“Ci abbiamo provato tutti insieme: la medicina da una parte, la speranza e le preghiere dall’altra. Non abbiamo ottenuto il risultato, ma i genitori non hanno da rimproverarsi nulla, perché hanno fatto tutto il possibile. E oggi siamo qui, ancora uniti come all’inizio di questa battaglia. Uniti ma non sconfitti”.
Le parole di don Corrado Franzoia, parroco di Santa Maria Immacolata di Pegli, risuonano in una chiesa stracolma, per il funerale della piccola Nora Mondini, mancata lo scorso martedì ad appena cinque anni a causa del Sarcoma di Ewing, dopo aver tentato ogni tipo di cura, anche il ricorso a un centro specializzato in Texas, assicurato alla famiglia grazie all’enorme generosità di tutta una città.
“Non sconfitti”, ripete don Corrado, ed è il senso di questa mattinata struggente, dove le bambine sono vestite di bianco e portano in mano una rosa (bianca pure questa), i bambini sono pettinati di tutto punto e le mamme invece sono in nero, nonostante il caldo, nonostante l’afa, nonostante il dolore, nonostante tutto.
“Non sconfitti”, perché l’amore vince sempre: ce lo dicevano i poeti antichi, ce lo dice ancora oggi questa piazza commossa eppur composta, quest’assemblea dentro e fuori la chiesa dove si sono uniti in un solo grande abbraccio anche le tifoserie di Genoa e Sampdoria. Un po’ come se fossimo allo stadio, alla sinistra della chiesa c’è lo striscione del Genoa: “Rossoblù è la stella più vicina. Buon viaggio Nora, piccola grifoncina”. E alla destra quello della Sampdoria: “Ciao piccolo angelo. La Sud”.
Sull’altare, una grande corona di fiori rossi e blu, con la scritta sulla coccarda: ‘I ragazzi di Marassi’. Nora entra in parrocchia per l’ultimo saluto dentro la piccola bara bianca, fasciata con una sciarpa del Genoa: basterebbe solo questo, per spaccare il cuore, mentre al momento dell’omelia don Stefano Cicciotti, aiuto pastorale dell’Immacolata e ordinato da poco sacerdote, continua a ripetere: “Ci chiediamo perché, e lo chiediamo al Signore. Ma non sappiamo darci una risposta e in questo momento l’atteggiamento migliore è il silenzio, di fronte a questo enorme mistero”.

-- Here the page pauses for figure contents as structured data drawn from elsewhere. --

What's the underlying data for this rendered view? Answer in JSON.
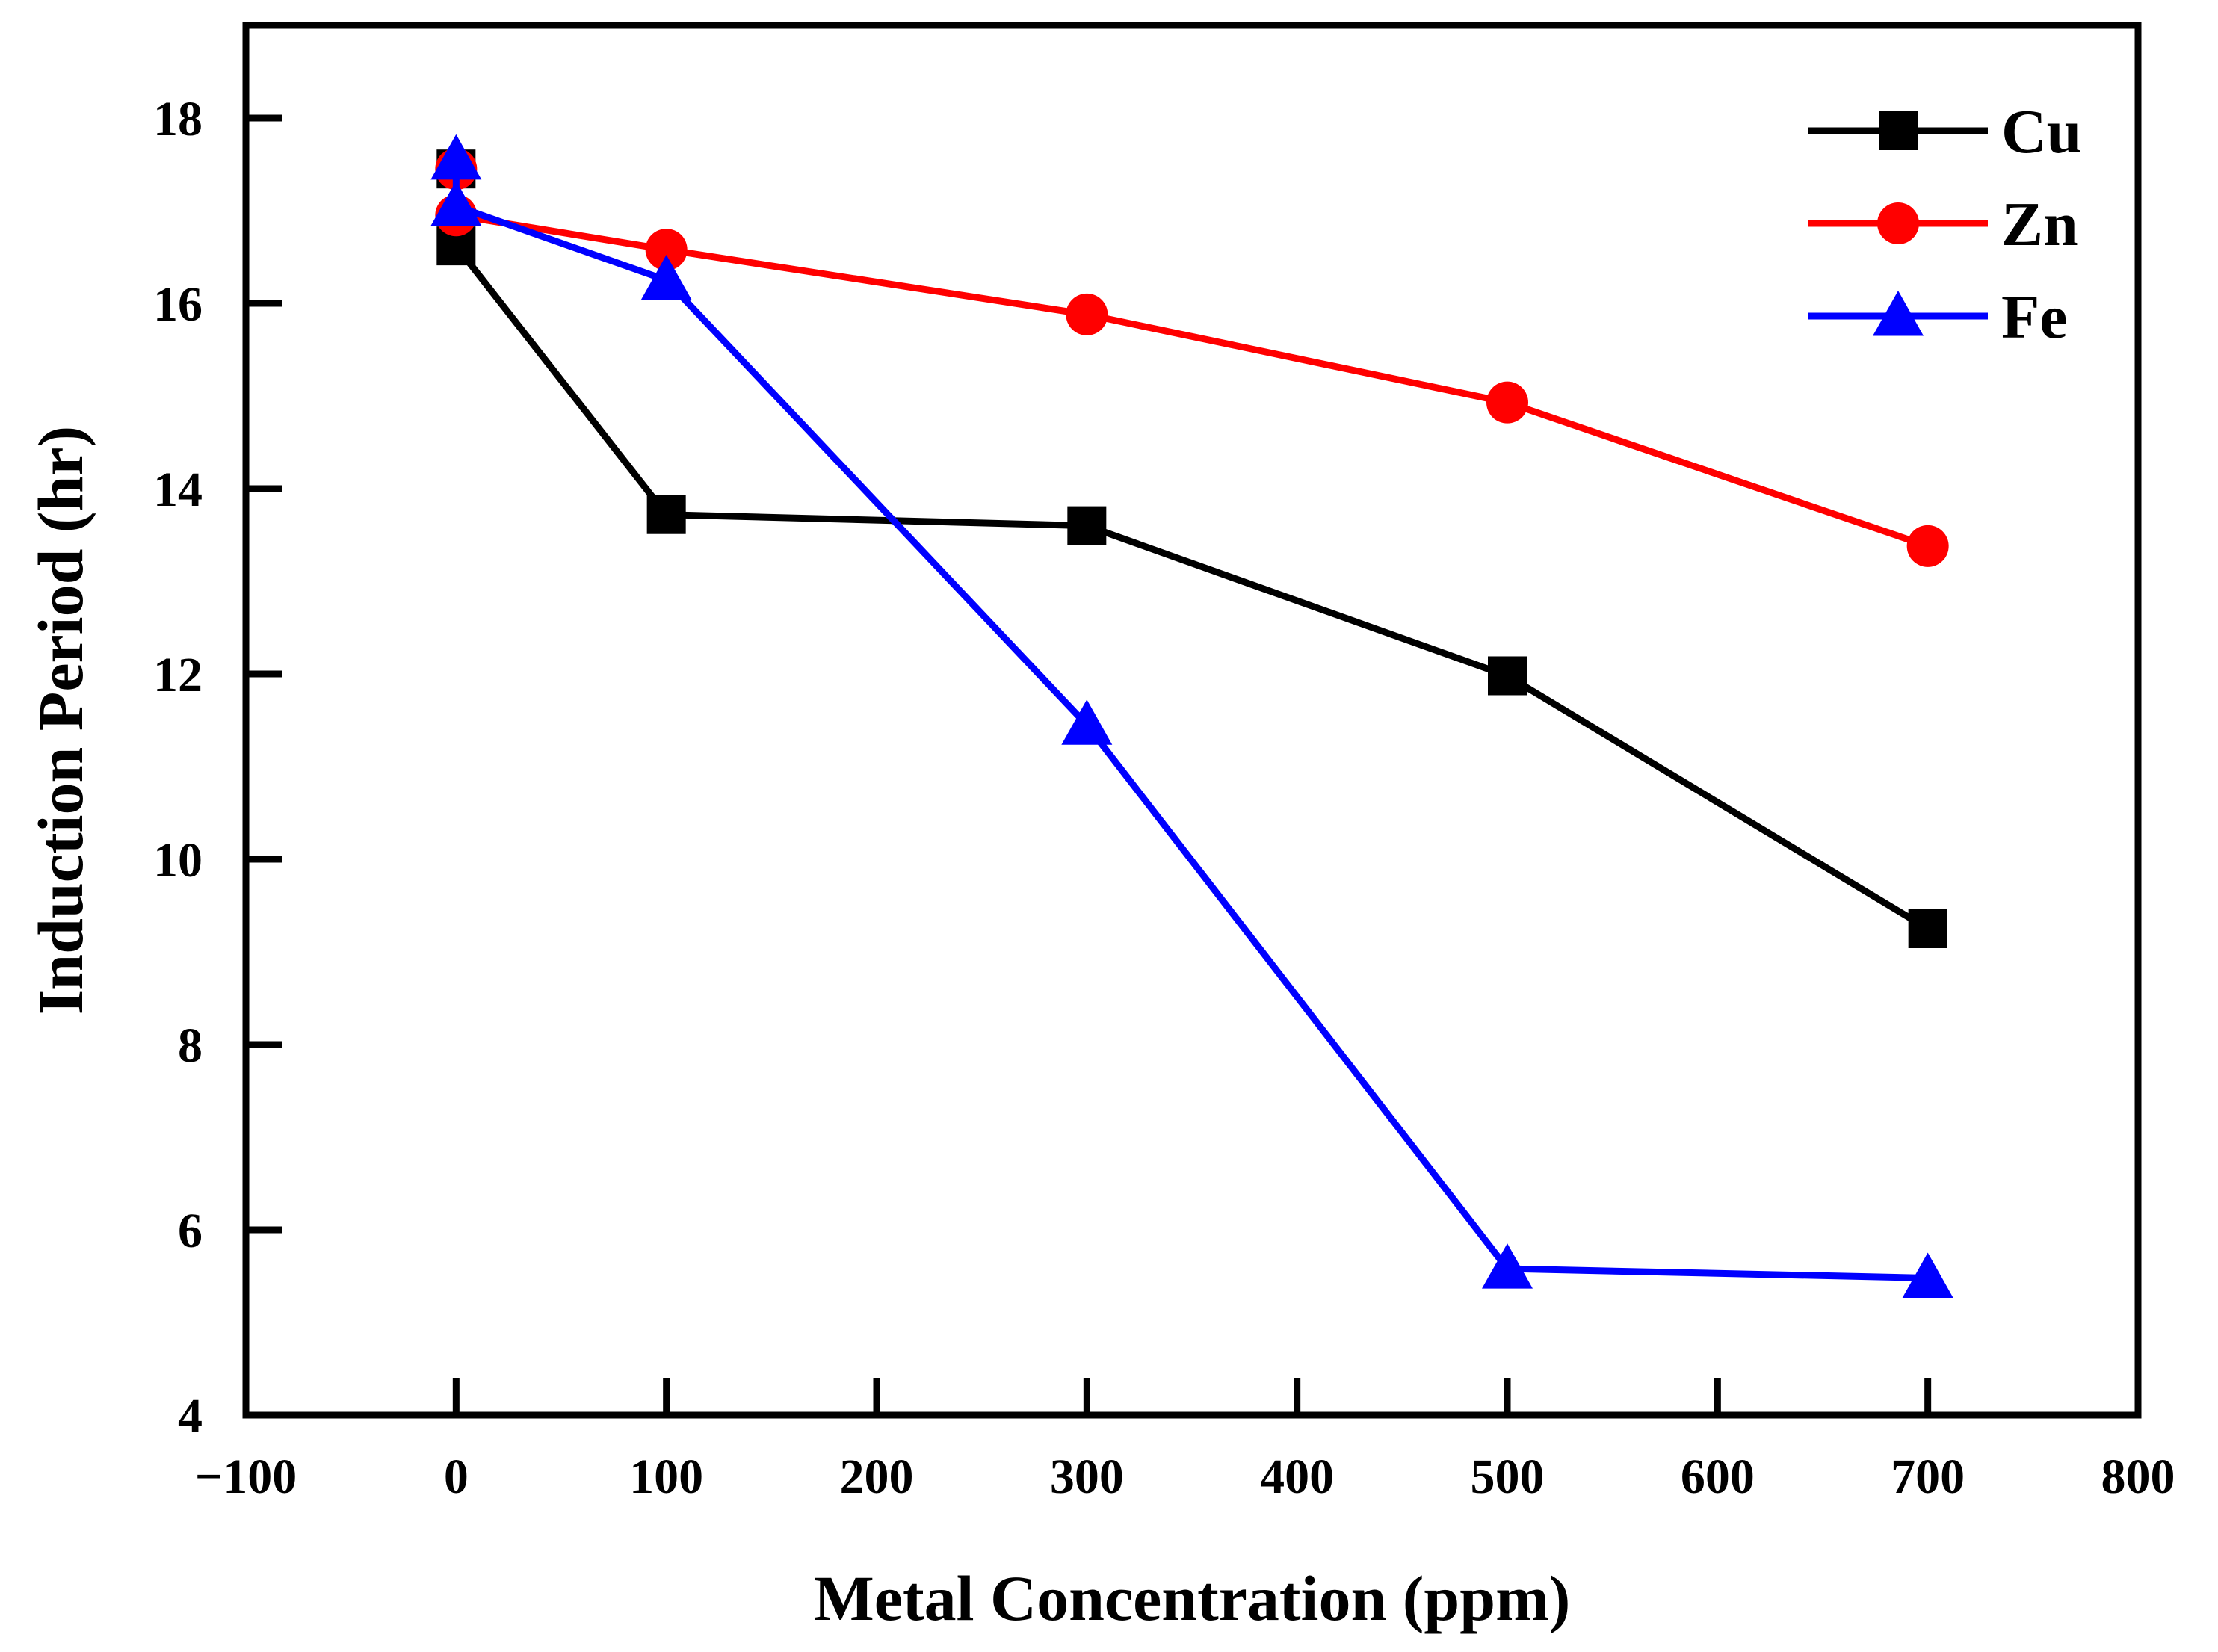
{
  "chart_data": {
    "type": "line",
    "title": "",
    "xlabel": "Metal Concentration (ppm)",
    "ylabel": "Induction Period (hr)",
    "xlim": [
      -100,
      800
    ],
    "ylim": [
      4,
      19
    ],
    "x_ticks": [
      -100,
      0,
      100,
      200,
      300,
      400,
      500,
      600,
      700,
      800
    ],
    "x_tick_labels": [
      "−100",
      "0",
      "100",
      "200",
      "300",
      "400",
      "500",
      "600",
      "700",
      "800"
    ],
    "y_ticks": [
      4,
      6,
      8,
      10,
      12,
      14,
      16,
      18
    ],
    "y_tick_labels": [
      "4",
      "6",
      "8",
      "10",
      "12",
      "14",
      "16",
      "18"
    ],
    "grid": false,
    "legend_position": "top-right",
    "series": [
      {
        "name": "Cu",
        "color": "#000000",
        "marker": "square",
        "points": [
          [
            0,
            17.45
          ],
          [
            0,
            16.62
          ],
          [
            100,
            13.72
          ],
          [
            300,
            13.6
          ],
          [
            500,
            11.98
          ],
          [
            700,
            9.25
          ]
        ]
      },
      {
        "name": "Zn",
        "color": "#ff0000",
        "marker": "circle",
        "points": [
          [
            0,
            17.45
          ],
          [
            0,
            16.95
          ],
          [
            100,
            16.58
          ],
          [
            300,
            15.88
          ],
          [
            500,
            14.93
          ],
          [
            700,
            13.38
          ]
        ]
      },
      {
        "name": "Fe",
        "color": "#0000ff",
        "marker": "triangle",
        "points": [
          [
            0,
            17.55
          ],
          [
            0,
            17.05
          ],
          [
            100,
            16.25
          ],
          [
            300,
            11.45
          ],
          [
            500,
            5.58
          ],
          [
            700,
            5.48
          ]
        ]
      }
    ]
  }
}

Silenzio e tanta tristezza: la si legge nei volti dei presenti, la si scorge persino sui visi dei pompieri che portano dentro il feretro di Nora, così leggero fisicamente eppur così pesante da sopportare, così impossibile da comprendere. “Ma il mio giogo è soave e il mio peso è leggero”, ci ricorda Gesù nel Vangelo di Matteo che è stato scelto per questo ultimo saluto: significa che l’anima va in cielo, libera finalmente, come le centinaia di palloncini che bambine e bambine rilasciano in alto, quando Nora esce nuovamente dalla chiesa per essere portata via.
Un estremo saluto pieno di pathos, sulle note di ‘Guasto d’amore’ di Bresh. L’immagine più intensa la dà ancora don Corrado: “La canzone dice: ‘Sono su un altro pianeta, non ti vedo e quando mi tradisci la faccio passare, ma quando ti vedo, mi fai innamorare: questa è la fede”. E un lungo applauso accompagna questa riflessione, accompagna l’esistenza tutta di Nora, il suo coraggio e il suo orgoglio, accompagna l’amore di mamma e papà e accompagna, alla fine, un po’ tutti noi, che al lieto fine avevamo sperato, perché la fede è anche un miracolo, ogni tanto, e la storia ci racconta che ne sono successi.
C’è una vecchia canzone americana che a un certo punto fa così: “You set the world on fire, you came and gifted us, your love it lifted us higher and higher”, hai portato il fuoco nel mondo, sei venuta e ti sei donata a noi e il tuo amore ci ha sollevato più in alto e più in alto ancora. Basterebbero queste tre strofe a raccontare chi è stata Nora, che cosa ha fatto Nora. Chi cantava questa canzone portava un cappellaccio da cowboy, come Nora quand’è arrivata nel Texas. Comunque sia andata a finire, comunque andrà, a qualsiasi altra persona capiterà, tutto questo non lo potremo mai dimenticare. Mai.